Bruno Guillaume and Guy Perrier have proposed to use Graph Rewriting for parsing syntactic dependencies [17] . It is an application of a Graph Rewriting formalism that they have established with Guillaume Bonfante and Mathieu Morey  [32] and implemented in the Grew software  [47] . They have developed a system of rewriting rules dedicated to French, which they have evaluated by parsing the Sequoia corpus  [33] .

Categorial Logic

Elaborating on the work of Grishin  [45] , Moortgat has introduced the non-associative Lambek-Grishin calculus (LG) as the foundations of a new kind of symmetric categorial grammar  [63] , [64] , which allows for the treatment of linguistic phenomena such as displacement or discontinuous dependencies.

In [16] , we compared LG with the non-associative classical Lambek calculus (CNL) introduced by de Groote and Lamarche  [81] . We provided a translation of LG into CNL, which allows CNL to be seen as a non-conservative extension of LG. We then introduced a bimodal version of CNL that we called 2-CNL. This allowed us to define a faithful translation of LG into 2-CNL. Finally, we showed how to accommodate Grishin's interaction principles by using an appropriate notion of polarity. From this, we derived a new one-sided sequent calculus for LG.

Deep Syntax Annotation of the Sequoia French Treebank

Deep-sequoia introduces a deep syntactic representation scheme for French, built from the surface annotation scheme of the Sequoia corpus and abstracting away from it  [69] . This scheme expresses the grammatical relations between content words. When these grammatical relations take part into verbal diatheses, the diatheses are considered as resulting from redistributions from the canonical diathesis, which is retained in the annotation scheme. The first version of the deep-sequoia corpus was released in 2014.

In November 2015, a new version (7.0) of the corpus was release (see http://deep-sequoia.inria.fr ). Most of the modifications were corrections of annotations that improve the overall consistency of the corpus. Marie Candito and Guy Perrier have published the annotation guidelines associated with the corpus in [22] .
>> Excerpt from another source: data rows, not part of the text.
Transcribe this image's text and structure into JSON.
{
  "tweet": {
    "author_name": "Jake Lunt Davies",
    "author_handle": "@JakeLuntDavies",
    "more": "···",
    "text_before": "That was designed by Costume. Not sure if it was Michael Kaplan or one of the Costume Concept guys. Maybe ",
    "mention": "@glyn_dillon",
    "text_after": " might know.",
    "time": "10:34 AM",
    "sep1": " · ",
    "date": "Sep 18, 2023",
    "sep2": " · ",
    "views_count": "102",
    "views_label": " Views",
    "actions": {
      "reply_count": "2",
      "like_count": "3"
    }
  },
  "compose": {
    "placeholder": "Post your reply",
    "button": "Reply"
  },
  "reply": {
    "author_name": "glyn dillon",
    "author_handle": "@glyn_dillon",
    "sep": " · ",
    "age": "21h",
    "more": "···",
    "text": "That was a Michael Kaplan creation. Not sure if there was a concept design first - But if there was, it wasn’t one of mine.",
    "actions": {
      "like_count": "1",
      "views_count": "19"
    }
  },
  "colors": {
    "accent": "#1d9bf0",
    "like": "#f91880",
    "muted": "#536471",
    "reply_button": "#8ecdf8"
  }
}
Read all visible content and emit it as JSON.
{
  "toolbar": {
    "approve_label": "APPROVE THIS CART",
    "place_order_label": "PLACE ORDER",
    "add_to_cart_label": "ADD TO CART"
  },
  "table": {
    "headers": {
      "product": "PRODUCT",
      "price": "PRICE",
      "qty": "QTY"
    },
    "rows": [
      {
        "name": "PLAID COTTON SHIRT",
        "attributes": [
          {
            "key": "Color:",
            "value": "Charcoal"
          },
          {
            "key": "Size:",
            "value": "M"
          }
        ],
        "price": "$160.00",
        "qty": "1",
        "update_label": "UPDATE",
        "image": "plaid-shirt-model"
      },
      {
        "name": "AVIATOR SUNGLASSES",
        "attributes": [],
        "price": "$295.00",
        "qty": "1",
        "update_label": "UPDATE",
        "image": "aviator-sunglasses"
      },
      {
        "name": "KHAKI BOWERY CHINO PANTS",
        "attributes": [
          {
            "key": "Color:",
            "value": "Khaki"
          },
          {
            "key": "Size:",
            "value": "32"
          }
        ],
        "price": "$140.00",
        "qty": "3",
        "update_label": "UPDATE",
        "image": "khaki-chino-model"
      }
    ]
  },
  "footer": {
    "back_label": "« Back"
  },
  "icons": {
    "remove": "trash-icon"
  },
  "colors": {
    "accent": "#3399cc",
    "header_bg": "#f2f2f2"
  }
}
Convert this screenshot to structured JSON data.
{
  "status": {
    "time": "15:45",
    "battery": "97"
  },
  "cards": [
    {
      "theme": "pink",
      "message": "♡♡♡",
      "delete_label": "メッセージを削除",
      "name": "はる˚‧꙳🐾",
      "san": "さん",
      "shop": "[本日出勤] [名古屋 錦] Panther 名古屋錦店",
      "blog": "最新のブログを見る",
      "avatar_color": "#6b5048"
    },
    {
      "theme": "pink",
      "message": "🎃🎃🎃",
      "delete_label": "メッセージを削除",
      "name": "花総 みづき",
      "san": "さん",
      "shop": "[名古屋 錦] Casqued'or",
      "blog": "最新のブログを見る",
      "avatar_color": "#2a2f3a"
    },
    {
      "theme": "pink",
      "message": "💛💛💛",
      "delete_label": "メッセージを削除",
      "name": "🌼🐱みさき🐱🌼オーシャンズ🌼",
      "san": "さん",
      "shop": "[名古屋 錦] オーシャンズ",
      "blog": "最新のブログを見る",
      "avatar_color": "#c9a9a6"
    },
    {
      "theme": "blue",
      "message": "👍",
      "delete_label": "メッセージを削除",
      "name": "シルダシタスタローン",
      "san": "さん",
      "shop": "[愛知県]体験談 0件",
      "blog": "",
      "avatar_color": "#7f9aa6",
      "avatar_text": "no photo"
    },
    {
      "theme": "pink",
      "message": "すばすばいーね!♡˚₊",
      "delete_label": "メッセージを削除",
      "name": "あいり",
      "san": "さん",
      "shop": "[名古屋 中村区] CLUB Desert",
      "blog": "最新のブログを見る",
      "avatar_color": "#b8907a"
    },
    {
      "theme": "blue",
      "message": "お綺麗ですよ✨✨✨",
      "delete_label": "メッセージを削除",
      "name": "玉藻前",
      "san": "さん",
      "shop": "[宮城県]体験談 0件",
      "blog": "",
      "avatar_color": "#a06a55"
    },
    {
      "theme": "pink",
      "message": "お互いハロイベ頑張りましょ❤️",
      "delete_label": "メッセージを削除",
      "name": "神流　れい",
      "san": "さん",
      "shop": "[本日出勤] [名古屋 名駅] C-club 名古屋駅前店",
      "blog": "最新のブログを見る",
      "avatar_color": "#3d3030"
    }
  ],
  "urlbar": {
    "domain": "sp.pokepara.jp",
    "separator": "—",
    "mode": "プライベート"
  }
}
Large Scale Grammatical Resources

Guy Perrier and Bruno Guillaume have achieved the development of a French grammar Frigram with a large coverage [12] in the formalism of Interaction Grammars [5] . The originality of the formalism lies in its system of polarities which expresses the resource sensitivity of natural languages and which is used to guide syntactic composition. We present the principles underlying grammar design, highlight its modular architecture and show that the lexicon used is independent of the grammar formalism. We also introduce the “companion property”, and show that it helps to enforce grammar consistency.

Universal Dependency Treebank

Bruno Guillaume participates with Marie-Catherine de Marneffe to the production of the French sub-corpus of the Universal Dependency Treebank  [68] . In November 2015, the version 1.2 was released. On the French sub-corpus, Grew was used to detect inconsistency and to correct automatically systematic errors.